Demise of the Golden Guru: Recent Treasury predictions have been far from accurate and plans may be afoot to contract out the research. But that is not as easy as it sounds, writes Robert Chote
THE ENTRANCE hall of the Treasury's forbidding Whitehall home contains a glass-topped display cabinet. Inside, next to a battered budget briefcase and a presentation set of Japanese coins, sits a small painted Buddha - the 1986 Golden Guru award for being Britain's most accurate economic forecaster.
A lot has changed since then. The Treasury has failed to predict the biggest surge in economic growth in 15 years and the longest recession since the Second World War, and has spent two years predicting an imminent recovery which only now appears to be under way.
Although the Treasury's predictions have been as accurate on average as those of academia and the City, its crystal ball gazing has been subject to much greater public ridicule. Morale among its forecasters has slumped, not helped by unprecedented ministerial massaging of their predictions and the virtual absence of lucrative offers to defect to the City.
But even greater indignities may lie in wait. The Treasury is informally sounding out private sector institutions with a view to contracting out the background work for its forecasting.
The decision is keenly awaited by the 30 or so economists in the Treasury's Economic Analysis (EA) and Monetary Policy (MP) divisions, whose jobs may depend on the result. But they can take comfort from the fact that contracting out is not as easy as it sounds.
The Treasury - like the London Business School and the National Institute for Economic and Social Research - uses a large computer model of the economy to forecast.
Economists cannot predict the behaviour of millions of consumers and businesses to the last detail, so they distil their findings about how different parts of the economy interact into a set of mathematical equations, linking a number of variables. For example, an equation in the model may state that a 1 per cent rise in wages leads - after a time lag - to a 1 per cent rise in what people spend in the shops.
The 1992 version of the Treasury model contains 326 such equations, plus 60 which simply define one variable as a combination of others. There are 127 variables which the model does not seek to predict - such as the oil price or changes in policy (interest rates or tax rates) - which have to be plugged in directly by the forecaster.
Model-based forecasting assumes that past relationships between parts of the economy are resilient over time and can thus be projected, which is how many of the economists in EA and MP spend their time. It would be difficult for the private sector to do this as the process depends on market-sensitive assumptions about planned policy changes, which are never made public.
The Treasury forecasts published in budgets and autumn statements are also influenced by ministers, who are ultimately responsible for the predictions. Civil servants accept this as a fact of life, although the massaging of figures before the last election made an important contribution to the recent slump in morale.
Long-term projections of government borrowing were cut dramatically ahead of publication in the 1992 Budget to show the books returning to balance - the changes were so big that they were even cleared with the Prime Minister's office.
The Treasury argues that even if ministers and officials need to be involved with the final stages of the forecast, in theory it would still be possible to contract out the long-term development and maintenance of the computer model. But in practice it may be difficult.

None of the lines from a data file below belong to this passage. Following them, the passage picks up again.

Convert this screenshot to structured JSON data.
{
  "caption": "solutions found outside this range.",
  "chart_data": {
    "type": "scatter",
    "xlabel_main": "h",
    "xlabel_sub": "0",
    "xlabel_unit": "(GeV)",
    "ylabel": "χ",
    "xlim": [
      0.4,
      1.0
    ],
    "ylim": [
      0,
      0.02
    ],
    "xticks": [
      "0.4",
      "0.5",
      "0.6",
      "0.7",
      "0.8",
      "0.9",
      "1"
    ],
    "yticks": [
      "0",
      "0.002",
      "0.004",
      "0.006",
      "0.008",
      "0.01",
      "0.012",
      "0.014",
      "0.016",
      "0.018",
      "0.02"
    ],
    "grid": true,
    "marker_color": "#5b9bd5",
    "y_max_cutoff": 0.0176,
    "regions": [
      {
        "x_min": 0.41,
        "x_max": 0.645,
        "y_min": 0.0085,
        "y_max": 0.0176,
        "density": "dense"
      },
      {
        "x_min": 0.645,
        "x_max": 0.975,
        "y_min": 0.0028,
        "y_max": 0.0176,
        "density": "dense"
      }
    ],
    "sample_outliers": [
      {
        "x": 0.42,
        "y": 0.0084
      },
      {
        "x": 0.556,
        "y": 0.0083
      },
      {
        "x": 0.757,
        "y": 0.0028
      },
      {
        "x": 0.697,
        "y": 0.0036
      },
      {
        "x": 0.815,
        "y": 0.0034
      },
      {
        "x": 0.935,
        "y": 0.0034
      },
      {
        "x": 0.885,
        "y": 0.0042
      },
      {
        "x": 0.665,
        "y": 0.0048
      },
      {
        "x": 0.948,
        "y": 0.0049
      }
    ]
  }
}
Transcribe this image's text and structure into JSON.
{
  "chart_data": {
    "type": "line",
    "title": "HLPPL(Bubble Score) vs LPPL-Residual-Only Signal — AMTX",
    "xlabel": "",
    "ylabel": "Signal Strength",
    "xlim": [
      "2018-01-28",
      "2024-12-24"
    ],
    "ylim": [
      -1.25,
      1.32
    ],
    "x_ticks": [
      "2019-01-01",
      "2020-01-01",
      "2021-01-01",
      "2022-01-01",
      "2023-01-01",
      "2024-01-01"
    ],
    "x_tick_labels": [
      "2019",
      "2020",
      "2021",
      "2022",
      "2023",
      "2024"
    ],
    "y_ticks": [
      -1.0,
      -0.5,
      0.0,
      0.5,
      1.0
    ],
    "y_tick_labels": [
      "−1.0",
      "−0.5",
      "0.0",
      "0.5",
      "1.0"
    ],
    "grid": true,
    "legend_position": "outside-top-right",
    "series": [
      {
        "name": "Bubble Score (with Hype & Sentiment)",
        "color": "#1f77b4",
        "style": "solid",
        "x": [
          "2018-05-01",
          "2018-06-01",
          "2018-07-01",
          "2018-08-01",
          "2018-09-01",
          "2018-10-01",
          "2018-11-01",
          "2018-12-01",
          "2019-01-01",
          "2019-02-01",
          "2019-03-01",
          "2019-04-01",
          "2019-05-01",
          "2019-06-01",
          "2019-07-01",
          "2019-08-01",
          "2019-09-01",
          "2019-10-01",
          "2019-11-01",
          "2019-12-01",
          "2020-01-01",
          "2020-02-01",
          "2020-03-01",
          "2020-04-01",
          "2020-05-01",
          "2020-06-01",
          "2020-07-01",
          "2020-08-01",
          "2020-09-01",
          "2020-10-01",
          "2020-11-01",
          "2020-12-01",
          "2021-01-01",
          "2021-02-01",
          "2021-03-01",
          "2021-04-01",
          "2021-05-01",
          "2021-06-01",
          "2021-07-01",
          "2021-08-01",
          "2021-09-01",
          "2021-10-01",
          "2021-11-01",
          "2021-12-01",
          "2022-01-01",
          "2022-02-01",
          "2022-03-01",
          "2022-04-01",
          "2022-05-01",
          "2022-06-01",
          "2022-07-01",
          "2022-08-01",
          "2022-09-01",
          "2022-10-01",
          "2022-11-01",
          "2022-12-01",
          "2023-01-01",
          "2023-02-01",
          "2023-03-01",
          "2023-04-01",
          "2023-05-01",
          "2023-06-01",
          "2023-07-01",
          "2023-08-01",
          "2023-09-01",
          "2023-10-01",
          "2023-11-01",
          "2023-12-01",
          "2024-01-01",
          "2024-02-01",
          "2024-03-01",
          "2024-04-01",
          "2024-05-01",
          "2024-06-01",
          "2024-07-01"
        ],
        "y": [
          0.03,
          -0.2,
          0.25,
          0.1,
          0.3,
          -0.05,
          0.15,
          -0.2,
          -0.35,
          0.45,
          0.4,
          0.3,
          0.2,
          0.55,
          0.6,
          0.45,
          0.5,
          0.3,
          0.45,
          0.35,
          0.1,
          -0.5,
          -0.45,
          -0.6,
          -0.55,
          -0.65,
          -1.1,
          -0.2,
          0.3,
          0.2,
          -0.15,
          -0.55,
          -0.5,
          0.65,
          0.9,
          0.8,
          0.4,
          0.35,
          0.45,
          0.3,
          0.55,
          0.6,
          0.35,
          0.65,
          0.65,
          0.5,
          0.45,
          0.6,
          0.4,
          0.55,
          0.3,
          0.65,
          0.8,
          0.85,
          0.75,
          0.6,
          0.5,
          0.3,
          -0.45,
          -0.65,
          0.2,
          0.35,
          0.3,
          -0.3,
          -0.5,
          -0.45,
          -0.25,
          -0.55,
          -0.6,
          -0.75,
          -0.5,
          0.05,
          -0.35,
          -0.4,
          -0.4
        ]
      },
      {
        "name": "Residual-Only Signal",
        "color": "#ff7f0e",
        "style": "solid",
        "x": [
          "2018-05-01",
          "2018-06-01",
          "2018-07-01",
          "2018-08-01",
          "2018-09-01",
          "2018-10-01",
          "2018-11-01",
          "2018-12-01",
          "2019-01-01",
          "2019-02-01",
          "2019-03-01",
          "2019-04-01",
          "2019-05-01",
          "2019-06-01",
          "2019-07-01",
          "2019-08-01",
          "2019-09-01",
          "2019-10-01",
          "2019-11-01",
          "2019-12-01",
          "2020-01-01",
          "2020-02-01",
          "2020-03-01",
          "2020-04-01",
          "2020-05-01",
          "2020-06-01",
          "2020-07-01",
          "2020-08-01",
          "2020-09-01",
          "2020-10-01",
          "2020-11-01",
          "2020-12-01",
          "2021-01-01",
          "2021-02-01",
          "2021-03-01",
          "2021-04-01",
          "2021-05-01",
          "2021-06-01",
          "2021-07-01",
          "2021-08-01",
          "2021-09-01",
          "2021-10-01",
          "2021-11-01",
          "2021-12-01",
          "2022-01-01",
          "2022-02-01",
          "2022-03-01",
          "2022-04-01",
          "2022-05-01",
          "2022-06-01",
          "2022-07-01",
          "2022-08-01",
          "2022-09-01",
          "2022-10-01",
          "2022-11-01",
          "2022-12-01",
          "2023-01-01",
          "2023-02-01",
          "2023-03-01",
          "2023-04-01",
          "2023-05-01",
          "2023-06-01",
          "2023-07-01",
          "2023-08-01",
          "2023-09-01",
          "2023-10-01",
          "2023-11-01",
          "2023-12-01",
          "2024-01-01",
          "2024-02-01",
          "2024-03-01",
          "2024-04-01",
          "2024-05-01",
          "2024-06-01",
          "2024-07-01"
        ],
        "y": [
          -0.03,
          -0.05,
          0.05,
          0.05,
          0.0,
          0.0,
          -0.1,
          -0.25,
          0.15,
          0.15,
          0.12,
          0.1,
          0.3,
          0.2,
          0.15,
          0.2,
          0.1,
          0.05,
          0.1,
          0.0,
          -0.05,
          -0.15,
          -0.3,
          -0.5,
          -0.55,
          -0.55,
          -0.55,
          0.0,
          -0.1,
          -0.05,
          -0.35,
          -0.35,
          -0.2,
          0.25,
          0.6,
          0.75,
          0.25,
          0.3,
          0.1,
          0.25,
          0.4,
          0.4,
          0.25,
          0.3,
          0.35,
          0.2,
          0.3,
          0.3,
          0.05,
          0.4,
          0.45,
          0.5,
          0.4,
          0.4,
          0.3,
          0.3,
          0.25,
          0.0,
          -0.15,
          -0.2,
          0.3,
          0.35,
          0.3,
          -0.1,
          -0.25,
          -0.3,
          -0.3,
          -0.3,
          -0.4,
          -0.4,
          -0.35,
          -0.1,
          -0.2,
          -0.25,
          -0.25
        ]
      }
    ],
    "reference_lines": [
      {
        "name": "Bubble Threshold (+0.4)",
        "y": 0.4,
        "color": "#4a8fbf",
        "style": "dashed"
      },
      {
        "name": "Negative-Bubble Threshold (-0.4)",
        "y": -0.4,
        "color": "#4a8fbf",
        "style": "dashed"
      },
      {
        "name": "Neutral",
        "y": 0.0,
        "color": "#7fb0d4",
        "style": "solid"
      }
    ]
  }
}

The model evolves over time to capture changes in the structure of the economy. But it is only by consistently using the model for forecasting that many of these improvements are stumbled upon.
The changes in the 1992 vintage of the model are a case in point. The equations which link changes in national insurance contributions and VAT rates to the level of earnings and inflation have been changed, no doubt reflecting research undertaken when the Chancellor decided he might include them in last month's Budget.
Conveniently, the new version of the model assumes that only half any increase in VAT or NICs is passed through to earnings and inflation, rather than the full amount. This helped to keep the budget forecast for underlying inflation below the Chancellor's 4 per cent target ceiling.
There is little reason to believe that contracting out the Treasury's forecasting would do much to improve its accuracy. The chart shows the Treasury has been over-optimistic about the strength of the economy throughout the recession, but most other forecasters have done little better. They missed the boom and the bust.
Predicting consumer spending has been a big problem, although failures to predict investment and exports have also been important. Traditional Keynesian economic theory argues that consumer spending is directly related to income. But in the 1970s, economic models were changed so that people's wealth, such as shareholdings, became as important in explaining spending.
However the Treasury still dramatically underpredicted consumer spending in the late 1980s because people borrowed money secured on the rapid rise in the value of their houses.
The use of house prices has helped the Treasury predict most consumer spending in the downturn, but not that on big items such as fridges and carpets. The Treasury has commissioned Warwick University's macro-economic modelling bureau to investigate the problem, and its report has just been submitted. The inclusion of housing market turnover is the leading contender for the missing link, as 40 per cent of these expensive items are bought when people move house.
Financial deregulation - allowing people and companies to borrow more with less security - hammered the predictive abilities of economic models in the 1980s. The washing-out of this effect, combined with the aftermath of the resulting explosion in debt, must create doubts about the ability of all forecasters to predict events in the 1990s. Handing the Treasury model to outsiders is unlikely to make much difference.